Manufacturing Tooling Costs

Jan 25, 2016

Depending on the type of product your business produces and how often, tooling may be a significant cost. For some businesses, tools last a considerable amount of time. In such a scenario, given the durability of the tools and the frequency of their use, it is safe to assume the cost of the tooling is recovered in the sale of the products. However, if the margins overall are very tight, some degree of a tooling cost should be noted in the estimate.

For specialized products, tooling is a necessity and can be traced directly to those products. This type of tooling may last a long period of time, or for only a few products, but regardless it is most likely directly related. As a result, it should be assigned directly to the given product or process and recovered through that individual product’s cost.

I met with a client a few weeks ago who wanted to factor tooling into their total product cost.
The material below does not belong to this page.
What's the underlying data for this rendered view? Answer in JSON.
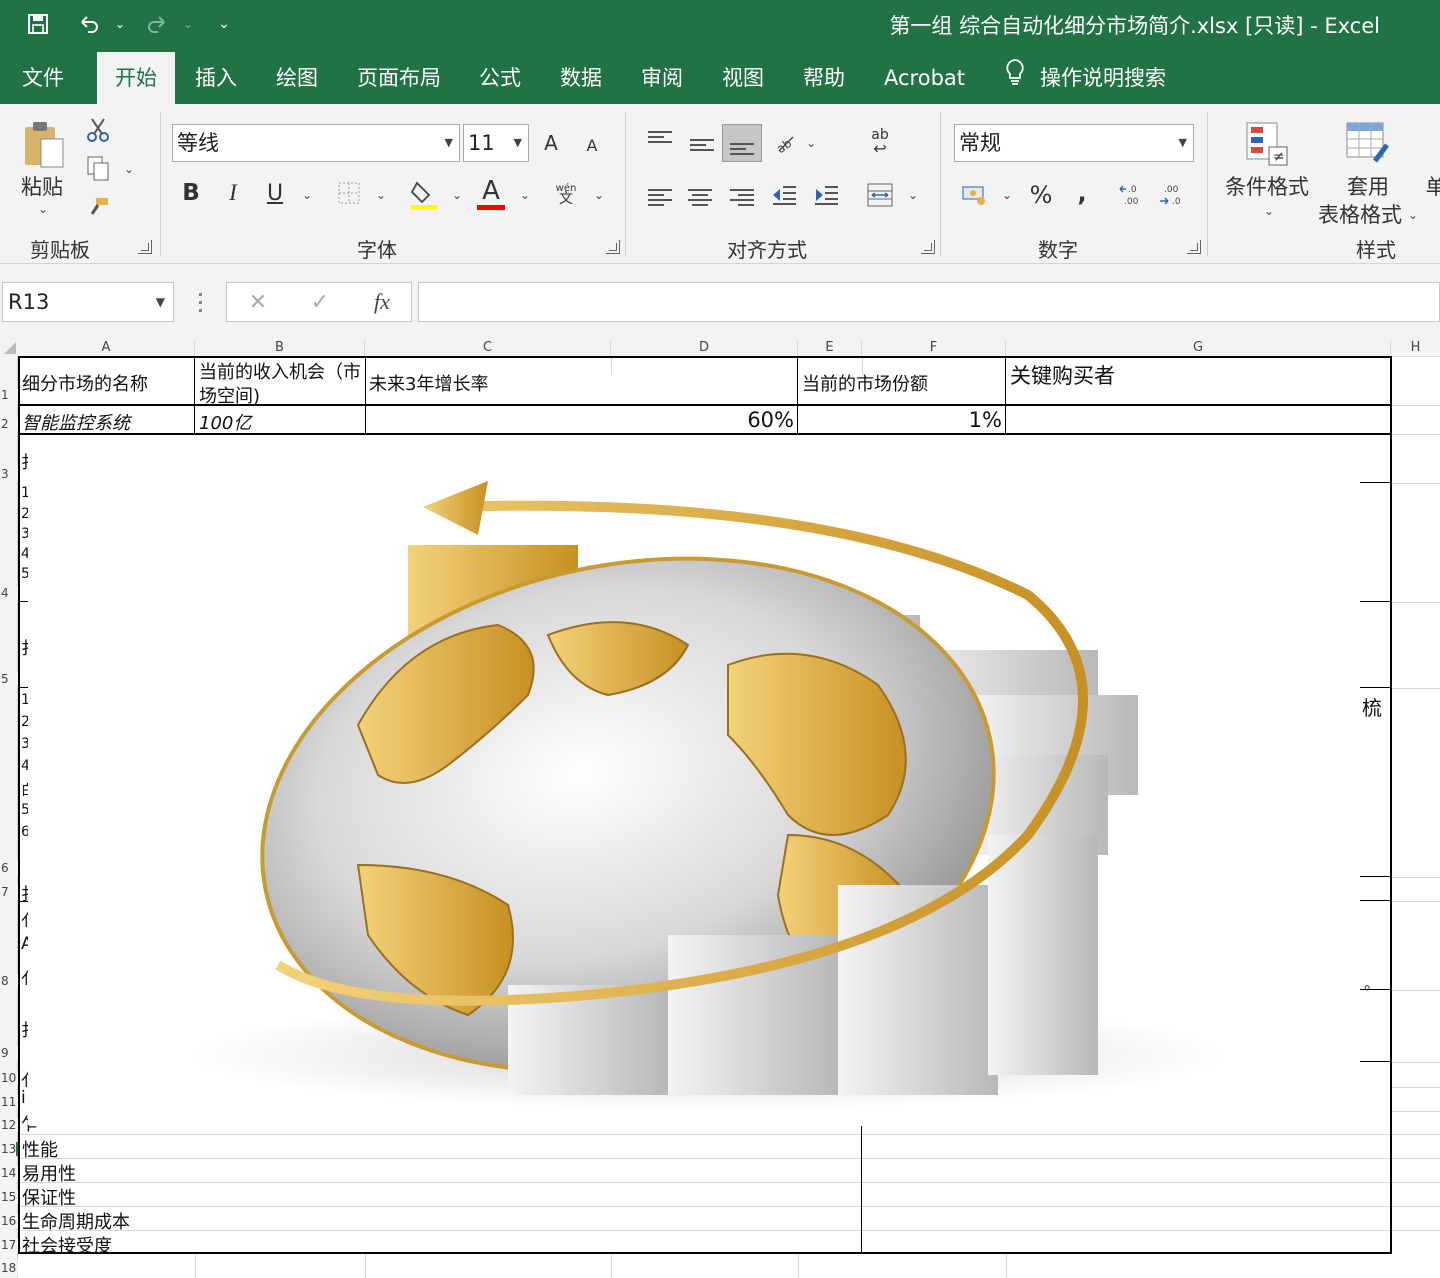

However, the business was struggling do so accurately. This client’s environment was a bit different than those described above. The company currently pays for tooling required in the production of merchandise they are buying for an outside customer. The client wanted to recover this cost in the products, which is relatively simple as they know exactly with which products to associate the tooling cost. However, the greater dilemma was determining at what rate. Management attempted to approximate how many of each product would be ordered and divide the tooling cost by that amount. For example, if 1,000 parts were ordered and the tooling cost was $400 then $2.50 would be added to each item’s standard cost. However, what happens if they ordered 1,500 parts? Or only 200 parts? If 1,500 parts were ordered, then the additional cost was only $.68 per part. Does this mean the extra $1.82 is just profit? Of course extra profit is welcomed, but what if a miscalculation caused the selling price to be higher than the market would tolerate. This could create a serious issue. In the case of under costing, they would lose a substantial amount of money.

What would you recommend for tooling or what have you done that is working or maybe isn’t working?

In the end, it is most important to recover the costs as best as you possibly can. Over or under recovering can equally create issues that are not able to be sustained.

My client must continue to offer their best estimate of how many of each product will be ordered and allocate the cost that way. However, they need to make sure they are coming close to their estimates, and if not, its time to re-evaluate their process.